Los momentos posteriores fueron muy confusos. Voces, exclamaciones de preocupación, la frágil silueta de Belicia mientras la llevaban en volandas hasta la cabaña de las mujeres…

Viana esperó junto a la hoguera, muerta de miedo. Minutos después, vio salir a Dorea entre un velo de lágrimas. El rostro triste de la mujer le reveló la verdad antes de que ella negara con la cabeza.

Viana dejó escapar un grito y se precipito al interior de la cabaña. Contempló el rostro blanco de Belicia, enmarcado de rizos castaños, sin ser capaz de reaccionar.

—Es demasiado tarde, Viana —dijo entonces Lobo a su espalda—. No hemos podido hacer nada por ella.

—No puede ser —susurró la muchacha—. ¡No puede ser!
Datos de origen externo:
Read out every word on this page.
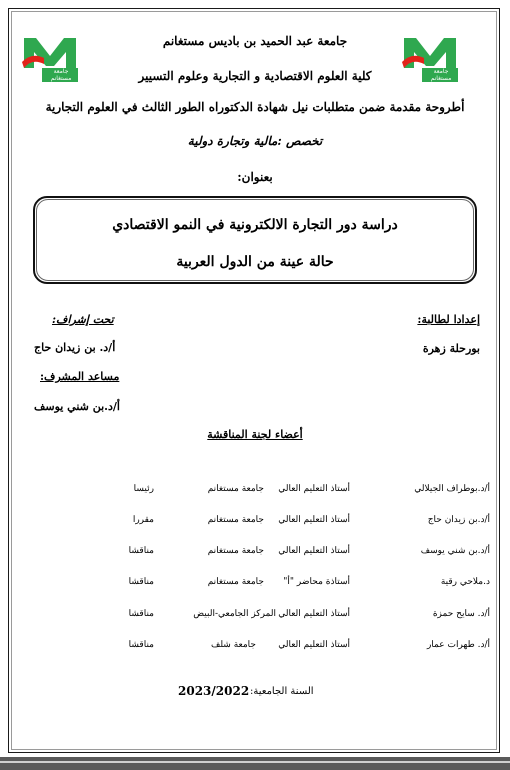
جامعة
مستغانم
جامعة
مستغانم
جامعة عبد الحميد بن باديس مستغانم
كلية العلوم الاقتصادية و التجارية وعلوم التسيير
أطروحة مقدمة ضمن متطلبات نيل شهادة الدكتوراه الطور الثالث في العلوم التجارية
تخصص :مالية وتجارة دولية
بعنوان:
دراسة دور التجارة الالكترونية في النمو الاقتصادي
حالة عينة من الدول العربية
إعدادا لطالبة:
بورحلة زهرة
تحت إشراف:
أ/د. بن زيدان حاج
مساعد المشرف:
أ/د.بن شني يوسف
أعضاء لجنة المناقشة
أ/د.بوطراف الجيلالي
أستاذ التعليم العالي
جامعة مستغانم
رئيسا
أ/د.بن زيدان حاج
أستاذ التعليم العالي
جامعة مستغانم
مقررا
أ/د.بن شني يوسف
أستاذ التعليم العالي
جامعة مستغانم
مناقشا
د.ملاحي رقية
أستاذة محاضر "أ"
جامعة مستغانم
مناقشا
أ/د. سايح حمزة
أستاذ التعليم العالي
المركز الجامعي-البيض
مناقشا
أ/د. طهرات عمار
أستاذ التعليم العالي
جامعة شلف
مناقشا
السنة الجامعية:
2023/2022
Abrazó con fuerza el cuerpo de su amiga, sollozando. Su corazón ya no latía. Su piel empezaba adquirir la implacable frialdad de la muerte.

—No puede ser —seguía repitiendo Viana—. Belicia, no, tú no…
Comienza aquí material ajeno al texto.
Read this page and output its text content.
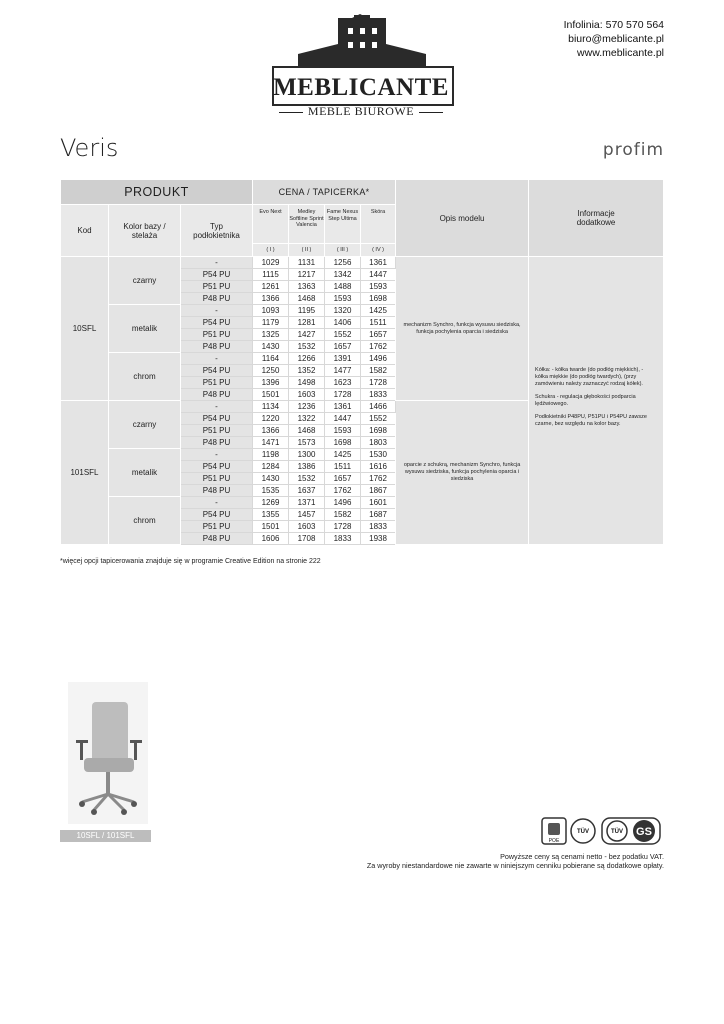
MEBLICANTE
MEBLE BIUROWE
Infolinia: 570 570 564
biuro@meblicante.pl
www.meblicante.pl
Veris	profim
PRODUKT			CENA / TAPICERKA*				Opis modelu	Informacje dodatkowe
Kod	Kolor bazy / stelaża	Typ podłokietnika	Evo Next	Medley Softline Sprint Valencia	Fame Nexus Step Ultima	Skóra		
			( I )	( II )	( III )	( IV )		
10SFL	czarny	-	1029	1131	1256	1361	mechanizm Synchro, funkcja wysuwu siedziska, funkcja pochylenia oparcia i siedziska	Kółka: - kółka twarde (do podłóg miękkich), - kółka miękkie (do podłóg twardych), (przy zamówieniu należy zaznaczyć rodzaj kółek).
Schukra - regulacja głębokości podparcia lędźwiowego.
Podłokietniki P48PU, P51PU i P54PU zawsze czarne, bez względu na kolor bazy.

		P54 PU	1115	1217	1342	1447		
		P51 PU	1261	1363	1488	1593		
		P48 PU	1366	1468	1593	1698		
	metalik	-	1093	1195	1320	1425		
		P54 PU	1179	1281	1406	1511		
		P51 PU	1325	1427	1552	1657		
		P48 PU	1430	1532	1657	1762		
	chrom	-	1164	1266	1391	1496		
		P54 PU	1250	1352	1477	1582		
		P51 PU	1396	1498	1623	1728		
		P48 PU	1501	1603	1728	1833		
101SFL	czarny	-	1134	1236	1361	1466	oparcie z schukrą, mechanizm Synchro, funkcja wysuwu siedziska, funkcja pochylenia oparcia i siedziska	
		P54 PU	1220	1322	1447	1552		
		P51 PU	1366	1468	1593	1698		
		P48 PU	1471	1573	1698	1803		
	metalik	-	1198	1300	1425	1530		
		P54 PU	1284	1386	1511	1616		
		P51 PU	1430	1532	1657	1762		
		P48 PU	1535	1637	1762	1867		
	chrom	-	1269	1371	1496	1601		
		P54 PU	1355	1457	1582	1687		
		P51 PU	1501	1603	1728	1833		
		P48 PU	1606	1708	1833	1938		
*więcej opcji tapicerowania znajduje się w programie Creative Edition na stronie 222
10SFL / 101SFL
POE
TÜV	TÜV GS
Powyższe ceny są cenami netto - bez podatku VAT.
Za wyroby niestandardowe nie zawarte w niniejszym cenniku pobierane są dodatkowe opłaty.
—Lo siento mucho —dijo Lobo, colocando una mano sobre su hombro sano.

Pero Viana no quería consuelo. Lo único que deseaba era que su amiga volviese a respirar.
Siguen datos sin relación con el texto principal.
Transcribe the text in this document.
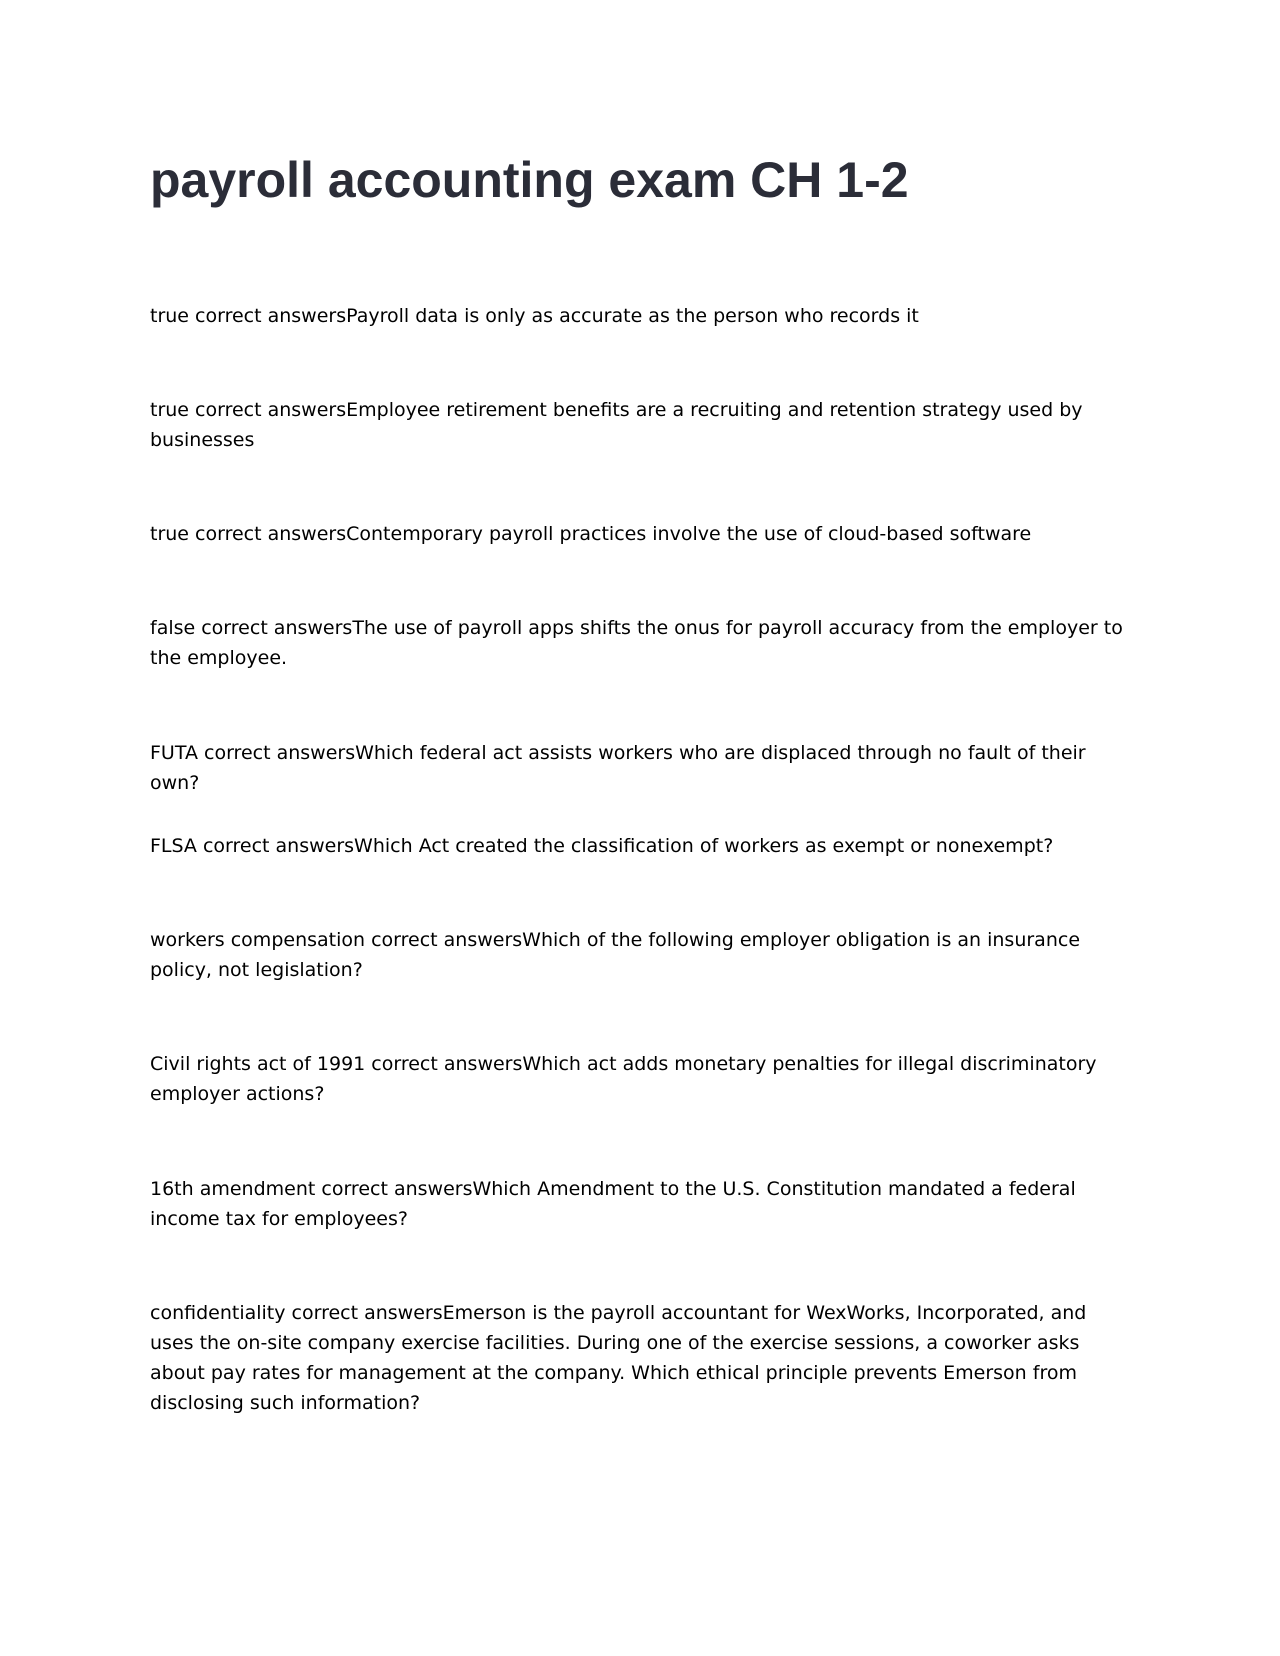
payroll accounting exam CH 1-2
true correct answersPayroll data is only as accurate as the person who records it
true correct answersEmployee retirement benefits are a recruiting and retention strategy used by businesses
true correct answersContemporary payroll practices involve the use of cloud-based software
false correct answersThe use of payroll apps shifts the onus for payroll accuracy from the employer to the employee.
FUTA correct answersWhich federal act assists workers who are displaced through no fault of their own?
FLSA correct answersWhich Act created the classification of workers as exempt or nonexempt?
workers compensation correct answersWhich of the following employer obligation is an insurance policy, not legislation?
Civil rights act of 1991 correct answersWhich act adds monetary penalties for illegal discriminatory employer actions?
16th amendment correct answersWhich Amendment to the U.S. Constitution mandated a federal income tax for employees?
confidentiality correct answersEmerson is the payroll accountant for WexWorks, Incorporated, and uses the on-site company exercise facilities. During one of the exercise sessions, a coworker asks about pay rates for management at the company. Which ethical principle prevents Emerson from disclosing such information?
Aunque eso, naturalmente, era imposible.

Se quitó de encima a Lobo, se secó las lágrimas y salió de la cabaña porque tenía la sensación de que se ahogaba ahí dentro. Ya en el claro, se detuvo un momento, pero tampoco soportaba las miradas de los demás porque sentía que se clavaban acusadoramente en su alma.

«Sí, es culpa mía», pensó, «si no hubiese vuelto a Rocagrís, si no hubiese tratado de salvar a Belicia… ella todavía seguiría viva».

—Mi señora… —murmuró Airic.

Pero ella sacudió la cabeza y se alejó a paso ligero, luchando por contener las lágrimas.

Nadie la siguió.

Se internó entre los árboles, agradeciendo la soledad y el silencio del bosque, y avanzó hasta llegar al arroyo. Y, allí sí, se echó a llorar desconsoladamente.

Se quedó un buen rato en cuclillas junto a la orilla, sollozando. Se sentía muy miserable.

«¿Cómo puede ser?», se pregunto. «Todo lo que intento me sale mal. Si escapé de los barbaros fue gracias a Dorea, pero yo… nunca he hecho nada que valga la pena. Siempre que actúo por mi cuenta, todos mis planes se vuelven del revés. Qué tonta he sido…creyendo que tenía algún poder sobre mi destino. Y ahora la pobre Belicia está muerta por mi culpa».

—Viana —oyó una voz tras ella—. Estoy contento porque has vuelto.

La joven volvió la cabeza y, bajo la luz de la luna, descubrió una silueta que conocía muy bien.

—Uri —suspiró—. Yo también me alegro de verte.

Había estado fuera solo tres días, pero en aquel momento se dio cuenta que, en efecto, lo había echado mucho de menos.

Y en tan poco tiempo, él había aprendido a hablar mejor. Aquel muchacho nunca dejaría de sorprenderla.

El chico se sentó junto a ella.

—¿Estás bien? ¿Qué te pasa? —le preguntó con dulzura.

—Estoy triste —confesó Viana—. He perdido a mi mejor amiga.

Antes de que se diera cuenta, le estaba relatando todo lo que había sucedido durante su viaje. Uri la escuchaba con el seño fruncido y el semblante reconcentrado, y Viana dedujo que no entendía muy bien lo que le estaba contando. Era lógico, se dijo ella. Conceptos como «castillos» o «joyas» resultaban desconocidos para él. Tampoco estaba segura que aquel muchacho, en su inocencia comprendiera de qué quería salvar a Belicia exactamente. Sin embargo, no dejó de hablar. Le hacía mucho bien saber que alguien la estaba escuchando sin juzgarla.